Было ли письмо призывом к исполнению долга? Это могло бы объяснить исчезновение Теллера.
— Кто-нибудь из семьи приезжал сюда после того, как мистера Теллера забрали в лондонскую больницу?
— Мистер Эдвин и миссис Эйми приезжали просмотреть его бумаги на прошлой неделе. Думаю, они надеялись найти причину болезни мистера Теллера.
Очевидно,
— Они нашли, что искали?
— Не знаю. Я не видела их, когда они уходили. Я была в кухне — готовила чай, — а когда пришла с подносом, кабинет оказался пуст, и машина уже не стояла перед дверью. — Последовала пауза. — Миссис Эйми возвращалась два дня назад. Она сказала, что ей нужна свежая одежда для миссис Теллер. Я помогла ей выбрать подходящее.
— Она заходила куда-нибудь в доме, кроме спальни миссис Теллер? Например, в кабинет?
— Нет, сэр. Я бы знала, если бы было иначе.
— И она взяла из дома только одежду?
— Да, сэр. Я спросила ее, как себя чувствует мистер Теллер. Она сказала, что миссис Теллер задержится в Лондоне, пока врачи не выяснят, что с ним. Судя по ее лицу, она была обеспокоена. А одежда, которую она взяла, была в основном черная.
И, подумал Ратлидж, два дня назад Эйми Теллер знала, что Уолтер Теллер исчез.
Вернувшись в Лондон, Ратлидж снова отправился на Марлборо-стрит и Болингброк-стрит повидать Эдвина Теллера и его брата Питера. Но никто из них не вернулся в город.
Он поехал в свою квартиру, чтобы переодеться, и нашел на пороге телеграмму.
Приближалась гроза — стало темно, и ветер разносил бумажки из сточной канавы, покачивая цветы в соседнем саду.
Война научила многих людей, что телеграммы приносят плохие новости. Пропажа без вести. Смерть. Конец надежде. Ратлидж наклонился, чтобы поднять телеграмму, ощущая сильное предчувствие, что ее не следует вскрывать.
«Война окончена, — сказал Хэмиш. — Больше некого убивать». — В знакомом голосе слышалась горечь.
Ратлидж подобрал телеграмму с порога и сунул ее в карман, когда над головой сверкнула молния и ударил гром, напомнив грохот французских орудий.
Он налил себе выпивку, вынуждая образы, теснившиеся в его голове, вернуться во тьму, откуда они пришли, и на сей раз ему удалось разрушить чары.
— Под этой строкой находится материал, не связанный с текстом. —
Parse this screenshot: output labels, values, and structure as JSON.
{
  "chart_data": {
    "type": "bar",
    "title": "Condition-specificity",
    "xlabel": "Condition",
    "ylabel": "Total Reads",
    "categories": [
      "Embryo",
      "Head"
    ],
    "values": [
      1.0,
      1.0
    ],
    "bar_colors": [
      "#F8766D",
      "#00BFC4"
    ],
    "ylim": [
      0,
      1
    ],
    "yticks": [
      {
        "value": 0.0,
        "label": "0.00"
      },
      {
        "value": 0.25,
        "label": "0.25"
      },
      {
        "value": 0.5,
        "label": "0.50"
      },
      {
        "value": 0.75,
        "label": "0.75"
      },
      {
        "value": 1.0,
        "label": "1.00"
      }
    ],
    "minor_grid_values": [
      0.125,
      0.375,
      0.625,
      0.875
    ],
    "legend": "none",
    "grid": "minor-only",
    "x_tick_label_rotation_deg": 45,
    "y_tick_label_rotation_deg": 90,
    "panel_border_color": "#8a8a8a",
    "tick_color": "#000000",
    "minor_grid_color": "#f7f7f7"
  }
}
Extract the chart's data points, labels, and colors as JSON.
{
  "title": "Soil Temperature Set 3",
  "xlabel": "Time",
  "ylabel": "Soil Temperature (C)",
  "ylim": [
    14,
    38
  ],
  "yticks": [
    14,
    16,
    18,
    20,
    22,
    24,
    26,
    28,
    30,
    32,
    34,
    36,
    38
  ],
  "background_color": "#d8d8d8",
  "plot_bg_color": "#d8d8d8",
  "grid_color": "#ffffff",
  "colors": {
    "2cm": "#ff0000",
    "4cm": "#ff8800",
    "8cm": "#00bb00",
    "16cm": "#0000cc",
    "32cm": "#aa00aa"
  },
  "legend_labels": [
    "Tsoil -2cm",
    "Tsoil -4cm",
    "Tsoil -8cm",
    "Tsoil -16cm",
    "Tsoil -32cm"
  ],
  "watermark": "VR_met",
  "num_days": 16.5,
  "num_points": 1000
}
Или же это стихающая буря, удаляясь вниз по реке, стерла воспоминания о войне? Ратлидж не мог быть уверен. Он нашел чистую рубашку, надел ее и полез в карман за телеграммой.
Небо достаточно очистилось, чтобы Ратлидж мог прочитать текст, не зажигая лампу. Он узнал имя под сообщением и понял, что его предчувствие было верным.
Телеграмма была подписана Дэвидом Тревором.
Волна вины захлестнула его. Слишком много писем от его крестного оставалось без ответа. Это, безусловно, был призыв приехать в Шотландию и объясниться.
Тревор жаловался в последнем письме: «Занят расследованием? Неужели добрых горожан Лондона убивают с такой скоростью, что ты не можешь найти минуту для нас? Мне трудно в это поверить». Ратлидж почти слышал в его словах насмешку, неуверенность и печаль.